Hum... If you are Open Source only for mailing lists you should say so.
It's a sticky point. On the other hand we're happy to host mailing-lists for any and all CL topic, but generally tend to see project-specific mailing lists as part of project hosting...
Dunno. Maybe we could make it clearer on the page. OTOH, it's not a hard and fast rule -- we prefer to err on the side of flexibility. ;-)
And the final decision is always case-by-case anyways. Not that we've refused any yet, I think.
For now yes, I prefer to play with my own servers with my own tools.
Fair enough.
But I could at least add a project page if you want.
Nah. I don't see much point in putting up a project page when the project is elsewhere.
I've seen this but it's what I have done with mod_lisp and cl-pdf and the users/contributors ratio is a fairly good approximation of 0. :(
Er. I see the tarballs, yes. But no CVS (or other) repositories. The difference is really a big one.

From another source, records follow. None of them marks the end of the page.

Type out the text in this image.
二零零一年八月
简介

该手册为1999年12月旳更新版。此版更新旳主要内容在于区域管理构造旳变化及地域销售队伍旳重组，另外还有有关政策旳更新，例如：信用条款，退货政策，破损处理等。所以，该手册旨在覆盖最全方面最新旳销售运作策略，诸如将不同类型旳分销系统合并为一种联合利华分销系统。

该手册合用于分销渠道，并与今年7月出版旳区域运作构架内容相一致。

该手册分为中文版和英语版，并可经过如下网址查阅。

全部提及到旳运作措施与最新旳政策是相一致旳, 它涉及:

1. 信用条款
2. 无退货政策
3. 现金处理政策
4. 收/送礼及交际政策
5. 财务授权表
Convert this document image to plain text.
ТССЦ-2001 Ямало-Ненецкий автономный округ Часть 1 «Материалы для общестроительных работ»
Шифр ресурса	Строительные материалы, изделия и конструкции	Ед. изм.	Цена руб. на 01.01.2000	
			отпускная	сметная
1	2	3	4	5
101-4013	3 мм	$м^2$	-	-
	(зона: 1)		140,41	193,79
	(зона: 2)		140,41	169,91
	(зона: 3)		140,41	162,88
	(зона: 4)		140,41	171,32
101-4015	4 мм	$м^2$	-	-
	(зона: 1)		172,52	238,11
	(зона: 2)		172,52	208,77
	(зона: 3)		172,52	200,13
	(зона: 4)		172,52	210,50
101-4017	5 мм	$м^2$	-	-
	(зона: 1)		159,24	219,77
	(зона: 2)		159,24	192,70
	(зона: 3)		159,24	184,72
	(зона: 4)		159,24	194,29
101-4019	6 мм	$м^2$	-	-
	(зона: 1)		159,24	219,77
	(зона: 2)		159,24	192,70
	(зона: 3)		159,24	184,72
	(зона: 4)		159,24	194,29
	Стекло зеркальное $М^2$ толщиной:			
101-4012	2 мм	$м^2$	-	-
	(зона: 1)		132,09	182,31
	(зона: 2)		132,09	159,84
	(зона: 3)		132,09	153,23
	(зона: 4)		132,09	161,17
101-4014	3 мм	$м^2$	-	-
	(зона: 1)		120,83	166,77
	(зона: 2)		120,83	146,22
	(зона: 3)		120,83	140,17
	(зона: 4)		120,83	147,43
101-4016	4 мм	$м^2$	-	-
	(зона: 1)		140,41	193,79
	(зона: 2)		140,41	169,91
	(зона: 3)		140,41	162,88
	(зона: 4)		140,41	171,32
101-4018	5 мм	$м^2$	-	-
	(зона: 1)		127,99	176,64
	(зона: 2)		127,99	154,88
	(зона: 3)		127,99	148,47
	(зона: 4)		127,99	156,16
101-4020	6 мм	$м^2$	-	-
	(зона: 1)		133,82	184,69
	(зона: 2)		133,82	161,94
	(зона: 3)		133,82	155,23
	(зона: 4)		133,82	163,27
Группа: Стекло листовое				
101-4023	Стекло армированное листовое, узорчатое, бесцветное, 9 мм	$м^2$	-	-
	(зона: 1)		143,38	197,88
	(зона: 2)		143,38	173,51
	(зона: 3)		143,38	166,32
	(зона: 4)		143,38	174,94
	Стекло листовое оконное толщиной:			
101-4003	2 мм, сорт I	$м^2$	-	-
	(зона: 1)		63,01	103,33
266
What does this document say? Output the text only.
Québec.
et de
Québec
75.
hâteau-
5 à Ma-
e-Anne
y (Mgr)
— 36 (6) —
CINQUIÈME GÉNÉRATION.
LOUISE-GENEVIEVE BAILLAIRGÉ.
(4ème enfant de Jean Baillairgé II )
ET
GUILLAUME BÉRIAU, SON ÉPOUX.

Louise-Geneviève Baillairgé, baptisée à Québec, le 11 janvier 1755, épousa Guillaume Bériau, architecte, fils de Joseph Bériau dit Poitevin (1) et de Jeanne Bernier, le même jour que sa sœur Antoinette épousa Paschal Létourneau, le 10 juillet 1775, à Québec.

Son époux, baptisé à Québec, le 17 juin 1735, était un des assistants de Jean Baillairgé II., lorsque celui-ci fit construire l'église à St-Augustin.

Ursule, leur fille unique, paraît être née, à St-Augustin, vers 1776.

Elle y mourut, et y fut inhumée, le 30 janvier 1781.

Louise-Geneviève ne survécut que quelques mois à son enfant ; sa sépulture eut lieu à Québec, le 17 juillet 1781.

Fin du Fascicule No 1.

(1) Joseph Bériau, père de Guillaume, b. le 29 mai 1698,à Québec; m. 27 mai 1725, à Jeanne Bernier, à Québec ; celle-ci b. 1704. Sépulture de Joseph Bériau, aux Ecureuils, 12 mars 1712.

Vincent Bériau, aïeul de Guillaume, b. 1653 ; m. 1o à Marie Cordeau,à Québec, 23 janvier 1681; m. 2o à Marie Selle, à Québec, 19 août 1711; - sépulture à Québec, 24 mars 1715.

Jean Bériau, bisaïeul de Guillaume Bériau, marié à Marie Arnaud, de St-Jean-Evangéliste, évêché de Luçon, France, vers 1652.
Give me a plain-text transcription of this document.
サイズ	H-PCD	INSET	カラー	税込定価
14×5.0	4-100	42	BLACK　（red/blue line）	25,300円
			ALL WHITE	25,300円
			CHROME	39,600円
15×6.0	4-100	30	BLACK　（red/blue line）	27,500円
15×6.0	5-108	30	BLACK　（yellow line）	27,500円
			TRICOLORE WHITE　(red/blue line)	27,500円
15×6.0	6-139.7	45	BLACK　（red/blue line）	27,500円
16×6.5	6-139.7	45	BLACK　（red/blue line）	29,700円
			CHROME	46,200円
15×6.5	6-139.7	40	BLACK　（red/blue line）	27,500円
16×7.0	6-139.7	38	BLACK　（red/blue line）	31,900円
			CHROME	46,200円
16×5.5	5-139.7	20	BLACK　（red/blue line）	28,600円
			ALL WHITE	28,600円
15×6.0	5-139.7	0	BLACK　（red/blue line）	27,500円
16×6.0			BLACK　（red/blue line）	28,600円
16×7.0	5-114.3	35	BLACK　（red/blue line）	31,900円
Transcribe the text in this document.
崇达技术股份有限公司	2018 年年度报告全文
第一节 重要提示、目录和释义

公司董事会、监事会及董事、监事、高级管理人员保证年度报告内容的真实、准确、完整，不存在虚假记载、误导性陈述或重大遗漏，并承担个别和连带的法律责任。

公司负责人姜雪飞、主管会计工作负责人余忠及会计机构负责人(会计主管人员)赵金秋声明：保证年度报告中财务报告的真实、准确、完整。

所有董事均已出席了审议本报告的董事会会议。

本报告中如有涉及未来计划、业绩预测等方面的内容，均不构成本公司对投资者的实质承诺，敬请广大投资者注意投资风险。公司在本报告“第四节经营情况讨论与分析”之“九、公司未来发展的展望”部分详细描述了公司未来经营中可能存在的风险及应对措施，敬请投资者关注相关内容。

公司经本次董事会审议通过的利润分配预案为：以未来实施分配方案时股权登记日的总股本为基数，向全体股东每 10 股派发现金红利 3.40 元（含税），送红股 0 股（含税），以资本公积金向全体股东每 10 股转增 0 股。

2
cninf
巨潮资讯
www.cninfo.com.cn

People who are likely to help want the bleeding edge: if it's broken they can try to fix it. If it works fine (like releases tend to) they'll just use it -- and don't touch the source until there's something they want from it.
Also, it's nice to know that what you have is a good approximation of what the author has.
Releasing software takes time, you get lots of emails asking for support, etc... And time is the resource I'm missing the most! So I prefer to work on cl-typesetting to release it only when it's usable by an average user. So it's not that I'm against releasing it it's just that I don't think the advantages would be so great.
The point is that anonCVS / whatever is not the same as a release.
People who tracks CVS don't generally expect the same level of support as people who use released. And when they do, they should be told that things don't work like that. ;-)
Tarball = for users Repository = for developers
BTW I'm ok to discuss this on a suitable place if c.l.l is not the good one. (or by email)
Clump might be a fertile place to get people's views on this release/devel-access dichtomy. Better signal to noise ratio.